Why Ravello and Oracle Cloud together? Ravello has in the past been cloud agnostic and still plans to stay that way, but there will be added benefits if you chose to run Ravello on Oracle cloud – those benefits stemming from the ability of Ravello developers to tap into the underlying infrastructure and eek out that extra bit of performance.
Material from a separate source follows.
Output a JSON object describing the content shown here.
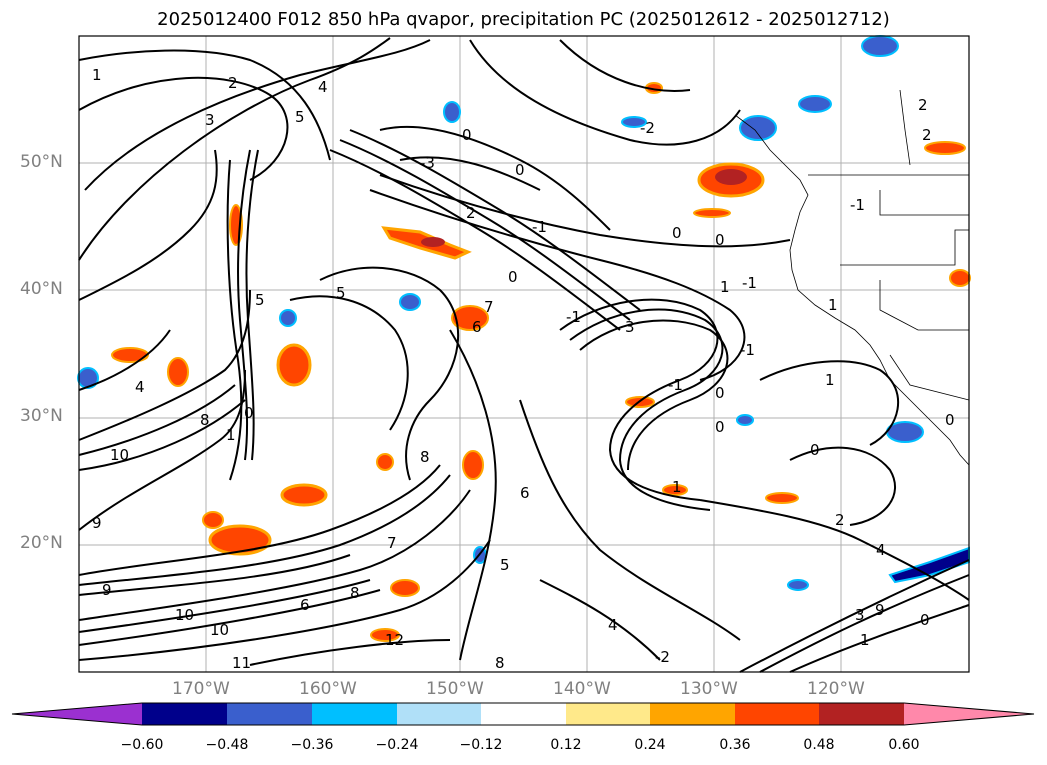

I would try to explain the hypervisor intricacies that allow this dark magic to happen, but I would quickly resort to words like abracadabra and shibboleet.
Fortunately, many of my vExpert friends have already blogged on the finer details of Oracle Cloud and the Ravello announcements and I highly encourage you to check these out:
Chris Wahl (@chriswahl): Getting Nerdy on the Oracle Ravello Cloud Service
Ather Beg (@atherbeg): Oracle Ravello Blogger Day – Part 1: Oracle Cloud Oracle Ravello Blogger Day – Part 2: Ravello
Gareth Edwards (@garethedwards86): Ravello 2017 Bloggers Conference – Opening Post #RBD1
Max Mortillaro (@darkkavenger): RT1 – Oracle Cloud Strategy: Part 1 – Oracle Ravello Cloud Service
Matt Leib (@MBLeib): Ravello Systems Changing the Game
James Green (@jdgreen): Can Oracle Build a Viable Public Cloud
Keith Townsend (@CTOAdvisor): Oracle’s Cloud Investment is Real
Tim Smith (@tsmith_co): Ravello and the Oracle Cloud Journey
Disclaimer: While Mark Troyer and the awesome folks at Teck Reckoning were very generous to invite me to this fantastic event which was awesome, my opinions are totally my own, as all redheads are far too stubborn to have it any other way.